Among an assortment of vibrant vegetables and the prettiest pumpkins you’ve ever seen, the farm offered the following varieties of apples:
With sacks in hand, we headed out to the orchard to collect the perfect bushel.
It was hard not to go crazy and pick them all because each fruit was pure and perfect in its own appley way. I did, however, try to save as many apples that had fallen on the ground because I just can’t stand to see good fruit go to waste.
Maybe it’s for this reason that Eve offered Adam that forbidden fruit…
“Eat up, Mister. It would be a shame to let this sucker rot.”

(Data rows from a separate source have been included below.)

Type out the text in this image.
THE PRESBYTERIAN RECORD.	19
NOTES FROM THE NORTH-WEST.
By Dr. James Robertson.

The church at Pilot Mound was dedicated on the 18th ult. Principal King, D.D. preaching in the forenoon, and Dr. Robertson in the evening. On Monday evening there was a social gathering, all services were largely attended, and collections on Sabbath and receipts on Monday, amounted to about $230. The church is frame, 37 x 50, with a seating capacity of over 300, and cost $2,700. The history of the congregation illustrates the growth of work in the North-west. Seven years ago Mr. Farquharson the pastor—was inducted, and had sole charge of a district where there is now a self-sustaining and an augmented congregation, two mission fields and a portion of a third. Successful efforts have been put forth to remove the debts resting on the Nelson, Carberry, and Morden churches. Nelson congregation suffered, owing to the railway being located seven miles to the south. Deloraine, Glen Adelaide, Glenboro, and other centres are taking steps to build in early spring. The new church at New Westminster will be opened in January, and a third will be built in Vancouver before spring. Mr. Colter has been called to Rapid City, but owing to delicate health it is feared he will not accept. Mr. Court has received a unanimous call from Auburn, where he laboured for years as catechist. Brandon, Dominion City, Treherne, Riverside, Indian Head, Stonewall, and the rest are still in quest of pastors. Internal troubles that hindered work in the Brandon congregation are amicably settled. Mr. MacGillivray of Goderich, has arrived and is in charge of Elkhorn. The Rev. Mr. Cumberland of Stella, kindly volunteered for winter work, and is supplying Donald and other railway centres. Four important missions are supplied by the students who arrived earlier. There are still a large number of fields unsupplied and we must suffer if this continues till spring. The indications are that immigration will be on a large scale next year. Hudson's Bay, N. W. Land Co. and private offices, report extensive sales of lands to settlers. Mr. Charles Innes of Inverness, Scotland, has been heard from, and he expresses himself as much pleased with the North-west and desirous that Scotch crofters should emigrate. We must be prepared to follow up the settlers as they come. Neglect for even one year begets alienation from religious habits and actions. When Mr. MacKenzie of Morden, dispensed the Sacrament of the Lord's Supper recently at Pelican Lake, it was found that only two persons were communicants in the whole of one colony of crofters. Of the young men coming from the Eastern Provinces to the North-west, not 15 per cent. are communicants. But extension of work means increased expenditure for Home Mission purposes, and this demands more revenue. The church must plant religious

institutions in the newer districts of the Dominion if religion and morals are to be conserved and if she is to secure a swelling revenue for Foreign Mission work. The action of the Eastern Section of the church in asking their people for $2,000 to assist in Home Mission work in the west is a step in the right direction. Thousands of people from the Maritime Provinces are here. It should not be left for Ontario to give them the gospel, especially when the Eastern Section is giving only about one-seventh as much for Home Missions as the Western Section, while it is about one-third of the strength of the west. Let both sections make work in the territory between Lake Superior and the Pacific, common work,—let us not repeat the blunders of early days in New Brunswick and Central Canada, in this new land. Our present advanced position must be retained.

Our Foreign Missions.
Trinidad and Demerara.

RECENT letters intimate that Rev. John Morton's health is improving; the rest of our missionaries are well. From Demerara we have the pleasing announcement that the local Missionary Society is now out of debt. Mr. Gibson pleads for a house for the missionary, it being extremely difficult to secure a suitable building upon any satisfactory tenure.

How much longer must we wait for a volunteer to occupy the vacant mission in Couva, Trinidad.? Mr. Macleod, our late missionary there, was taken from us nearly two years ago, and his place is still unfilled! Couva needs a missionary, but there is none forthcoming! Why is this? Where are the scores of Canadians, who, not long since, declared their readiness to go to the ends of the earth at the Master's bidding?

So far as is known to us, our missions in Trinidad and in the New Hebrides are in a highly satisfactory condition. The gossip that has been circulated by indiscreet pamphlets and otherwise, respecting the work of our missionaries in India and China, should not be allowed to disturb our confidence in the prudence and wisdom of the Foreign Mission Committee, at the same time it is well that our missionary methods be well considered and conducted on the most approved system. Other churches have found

After an hour we had picked a handsome collection which consisted of Cortland and Honey Crisp apples.
We also picked up a gallon of fresh apple cider. (Since this would be the main source of sweetness in the apple butter, we wanted to make sure we had a good cider.)
Oh how I wish I could have brought a gallon of this stuff home with me! (Dang terrorists.) With our apples and cider in hand, we headed home to start our experiment.

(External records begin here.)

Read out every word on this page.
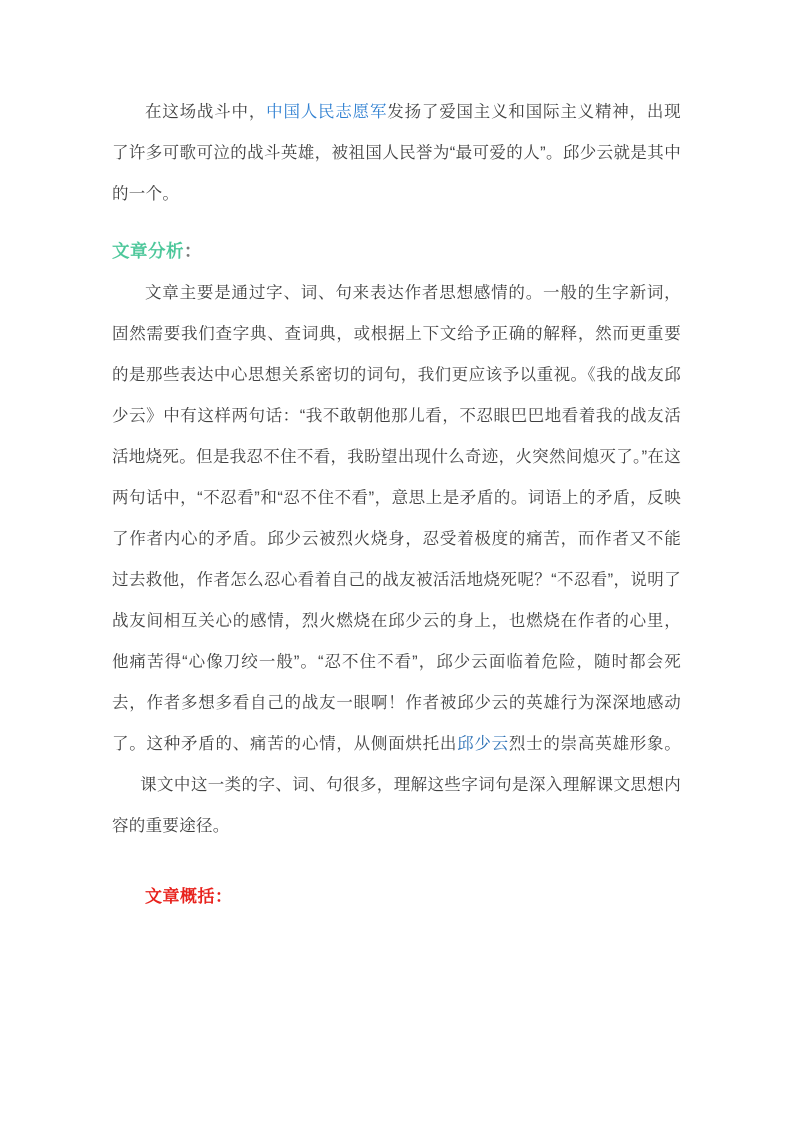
在这场战斗中，中国人民志愿军发扬了爱国主义和国际主义精神，出现了许多可歌可泣的战斗英雄，被祖国人民誉为“最可爱的人”。邱少云就是其中的一个。

文章分析：

文章主要是通过字、词、句来表达作者思想感情的。一般的生字新词，固然需要我们查字典、查词典，或根据上下文给予正确的解释，然而更重要的是那些表达中心思想关系密切的词句，我们更应该予以重视。《我的战友邱少云》中有这样两句话：“我不敢朝他那儿看，不忍眼巴巴地看着我的战友活活地烧死。但是我忍不住不看，我盼望出现什么奇迹，火突然间熄灭了。”在这两句话中，“不忍看”和“忍不住不看”，意思上是矛盾的。词语上的矛盾，反映了作者内心的矛盾。邱少云被烈火烧身，忍受着极度的痛苦，而作者又不能过去救他，作者怎么忍心看着自己的战友被活活地烧死呢？“不忍看”，说明了战友间相互关心的感情，烈火燃烧在邱少云的身上，也燃烧在作者的心里，他痛苦得“心像刀绞一般”。“忍不住不看”，邱少云面临着危险，随时都会死去，作者多想多看自己的战友一眼啊！作者被邱少云的英雄行为深深地感动了。这种矛盾的、痛苦的心情，从侧面烘托出邱少云烈士的崇高英雄形象。课文中这一类的字、词、句很多，理解这些字词句是深入理解课文思想内容的重要途径。

文章概括：
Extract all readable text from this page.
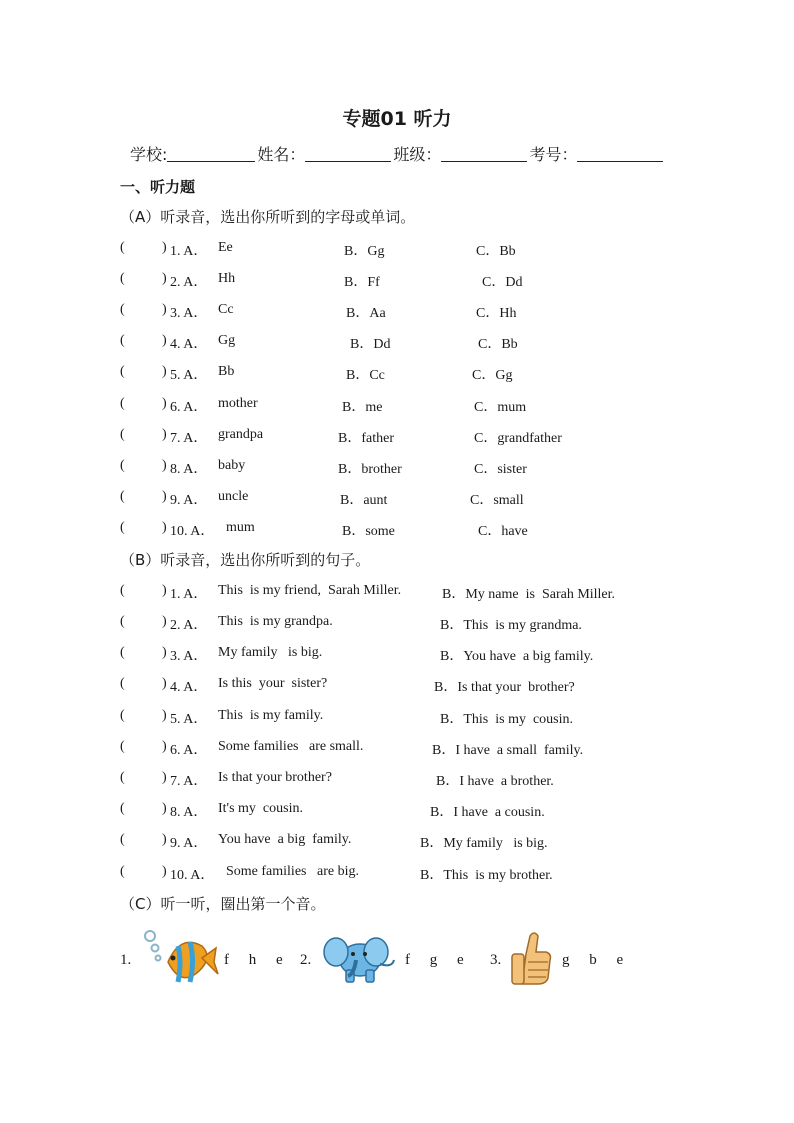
专题01 听力
学校:	姓名：	班级：	考号：
一、听力题
（A）听录音，选出你所听到的字母或单词。
(	) 1. A． Ee	B．Gg	C．Bb
(	) 2. A． Hh	B．Ff	C．Dd
(	) 3. A． Cc	B．Aa	C．Hh
(	) 4. A． Gg	B．Dd	C．Bb
(	) 5. A． Bb	B．Cc	C．Gg
(	) 6. A． mother	B．me	C．mum
(	) 7. A． grandpa	B．father	C．grandfather
(	) 8. A． baby	B．brother	C．sister
(	) 9. A． uncle	B．aunt	C．small
(	) 10. A． mum	B．some	C．have
（B）听录音，选出你所听到的句子。
(	) 1. A． This  is my friend,  Sarah Miller.	B．My name  is  Sarah Miller.
(	) 2. A． This  is my grandpa.	B．This  is my grandma.
(	) 3. A． My family   is big.	B．You have  a big family.
(	) 4. A． Is this  your  sister?	B．Is that your  brother?
(	) 5. A． This  is my family.	B．This  is my  cousin.
(	) 6. A． Some families   are small.	B．I have  a small  family.
(	) 7. A． Is that your brother?	B．I have  a brother.
(	) 8. A． It's my  cousin.	B．I have  a cousin.
(	) 9. A． You have  a big  family.	B．My family   is big.
(	) 10. A． Some families   are big.	B．This  is my brother.
（C）听一听，圈出第一个音。
1.	f h e 2.	f g e 3.	g b e
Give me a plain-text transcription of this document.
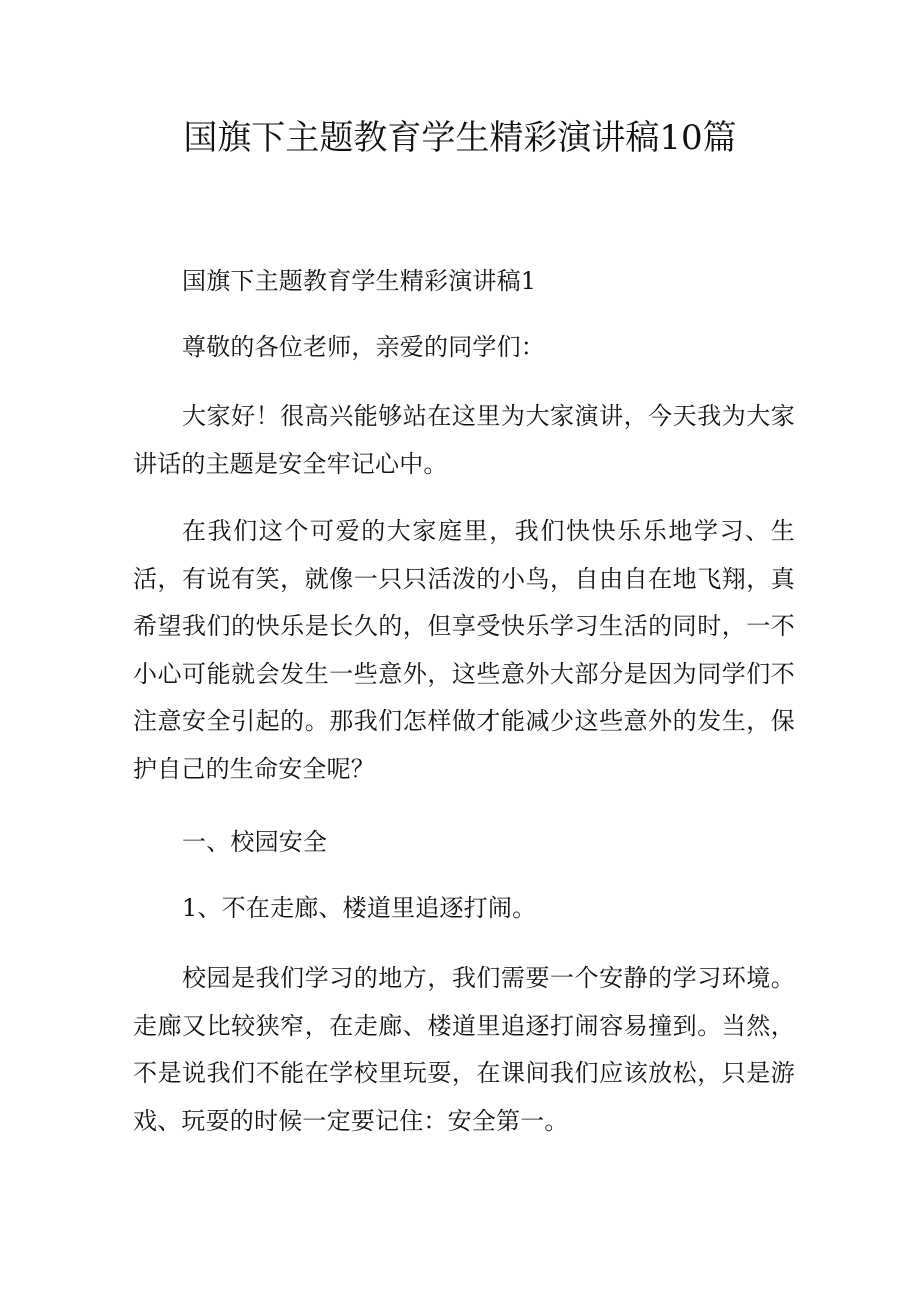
国旗下主题教育学生精彩演讲稿10篇

国旗下主题教育学生精彩演讲稿1

尊敬的各位老师，亲爱的同学们：

大家好！很高兴能够站在这里为大家演讲，今天我为大家讲话的主题是安全牢记心中。

在我们这个可爱的大家庭里，我们快快乐乐地学习、生活，有说有笑，就像一只只活泼的小鸟，自由自在地飞翔，真希望我们的快乐是长久的，但享受快乐学习生活的同时，一不小心可能就会发生一些意外，这些意外大部分是因为同学们不注意安全引起的。那我们怎样做才能减少这些意外的发生，保护自己的生命安全呢？

一、校园安全

1、不在走廊、楼道里追逐打闹。

校园是我们学习的地方，我们需要一个安静的学习环境。走廊又比较狭窄，在走廊、楼道里追逐打闹容易撞到。当然，不是说我们不能在学校里玩耍，在课间我们应该放松，只是游戏、玩耍的时候一定要记住：安全第一。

And the results? ZING! BAM! POW! The flavor was bright and tangy with only the slightest hint of cinnamon. And best of all? We didn’t use grain of sugar.

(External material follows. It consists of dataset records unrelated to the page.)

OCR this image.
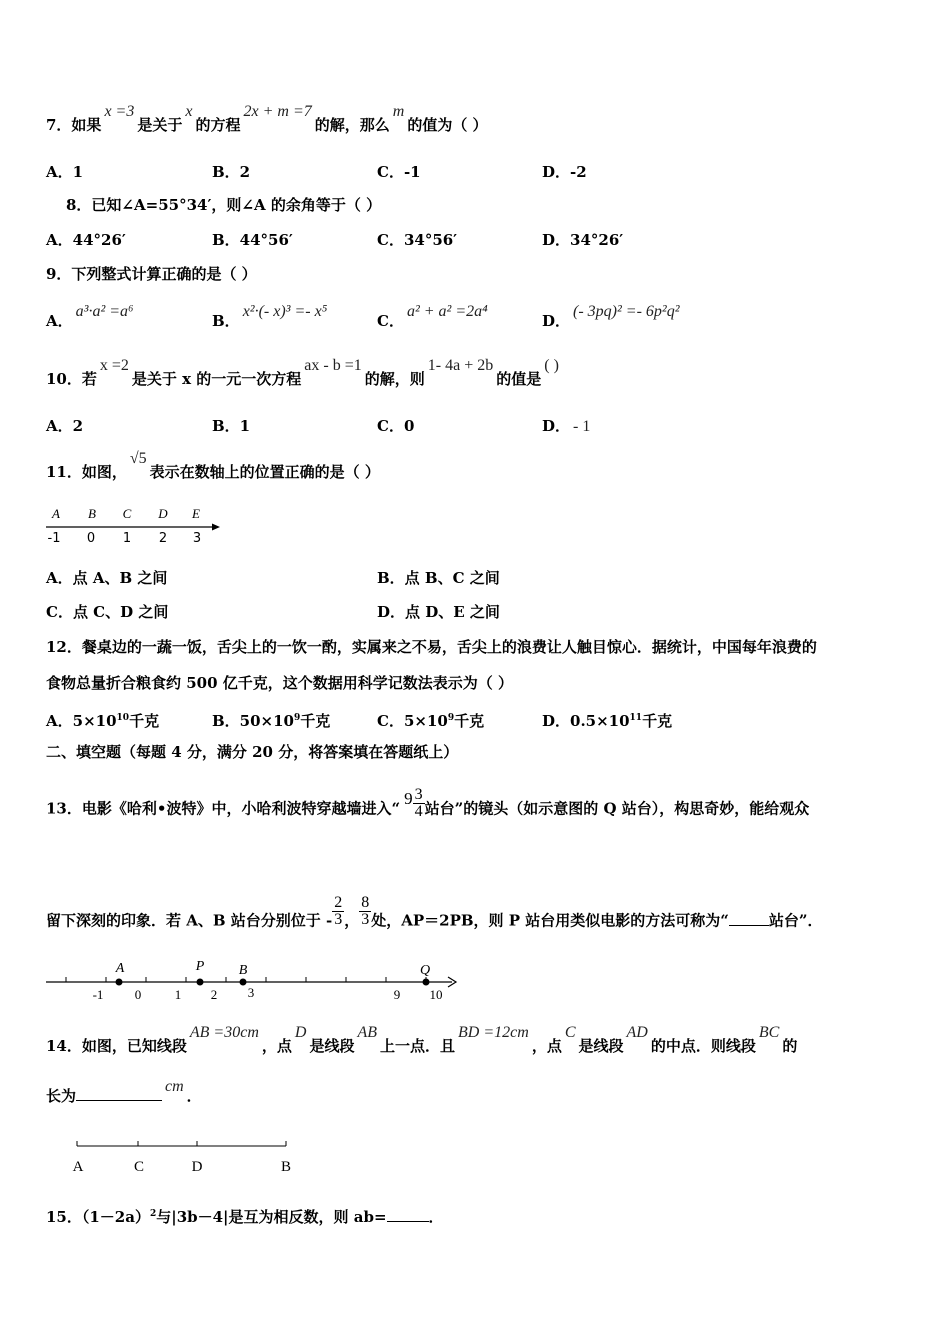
7．如果x =3是关于x的方程2x + m =7的解，那么m的值为（ ）
A．1	B．2	C．-1	D．-2
8．已知∠A=55°34′，则∠A 的余角等于（ ）
A．44°26′	B．44°56′	C．34°56′	D．34°26′
9．下列整式计算正确的是（ ）
A．a³·a² =a⁶
B．x²·(- x)³ =- x⁵
C．a² + a² =2a⁴
D．(- 3pq)² =- 6p²q²
10．若x =2是关于 x 的一元一次方程ax - b =1的解，则1- 4a + 2b的值是( )
A．2	B．1	C．0	D． - 1
11．如图，√5表示在数轴上的位置正确的是（ ）
A B C D E
-1 0 1 2 3
A．点 A、B 之间	B．点 B、C 之间
C．点 C、D 之间	D．点 D、E 之间
12．餐桌边的一蔬一饭，舌尖上的一饮一酌，实属来之不易，舌尖上的浪费让人触目惊心．据统计，中国每年浪费的
食物总量折合粮食约 500 亿千克，这个数据用科学记数法表示为（ ）
A．$5\times 10^{10}$千克	B．$50\times 10^9$千克	C．$5\times 10^9$千克	D．$0.5\times 10^{11}$千克
二、填空题（每题 4 分，满分 20 分，将答案填在答题纸上）
13．电影《哈利•波特》中，小哈利波特穿越墙进入“$9 \frac{3}{4}$ 站台”的镜头（如示意图的 Q 站台），构思奇妙，能给观众
留下深刻的印象．若 A、B 站台分别位于 - $\frac{2}{3}$ ， $\frac{8}{3}$ 处，AP＝2PB，则 P 站台用类似电影的方法可称为“	站台”．
A	P B	Q
-1 0	1 2 3	9 10
14．如图，已知线段AB =30cm，点D是线段AB上一点．且BD =12cm，点C是线段AD的中点．则线段BC的
长为cm．
A	C	D	B
15．$(1-2a)^2$与|3b－4|是互为相反数，则 ab=	．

Cannot wait to make another batch from the apples I smuggled home!
No-Sugar-Added Apple Butter
Core and large-dice enough apples to fill up a large Crock-Pot. Do not peel the apples! The peeling gives the butter its rich apple flavor.
Dump the apples into the Crock-Pot. Pour the cider into a saucepan and toss in 6 whole cloves and a 4-inch cinnamon stick (not shown). Reduce the cider by half over medium-low heat. Remove cloves and cinnamon.
Pour reduced cider over apples and cover. Cook on “low” for 10-12 hours until the apples are cooked down and the mixture is thick.
Cool the mixture slightly before transferring to a blender or food processor and process until smooth.
Or, if you’re feeling particularly old-fashioned, press the apple mixture through a sieve using a spatula. Discard any remaining peelings.
At this point, you can either can the apple butter or bring it to room temperature before storing it in the fridge in an airtight container. Canned apple butter will stay fresh for up to a year, but if it’s stored in the fridge, it will only stay fresh for about a month. For more step-by-step instructions on canning, click here.
How long did it take before we cracked open this jar and devoured its contents?
A. 30 seconds
B. 31 seconds
C. One day
Answer: Either way, don’t expect a jar to last long.
Especially if there are waffles lying around.
- 10-12 Honey Crisp apples, cored and large-diced (DO NOT PEEL!)
- 3 cups of apple cider (NOT apple juice)
- 6 whole cloves, optional
- 1 4-inch cinnamon stick
- Core and large-dice enough apples to fill up a large Crock-Pot. Dump the apples into the Crock-Pot.
- Pour the cider into a saucepan and toss in the whole cloves and cinnamon. Reduce the cider by half over medium-low heat. Remove cloves and cinnamon stick
- Pour reduced cider over apples and cover. Cook on “low” for 10-12 hours until the apples are cooked down and the mixture is thick.
- Cool the mixture slightly before transferring to a blender or food processor and process until smooth. If you prefer more cinnamon, you may add 2 teaspoons of ground cinnamon here.
- Store apple butter in fridge or process in sterile jars for 10 minutes in boiling hot water.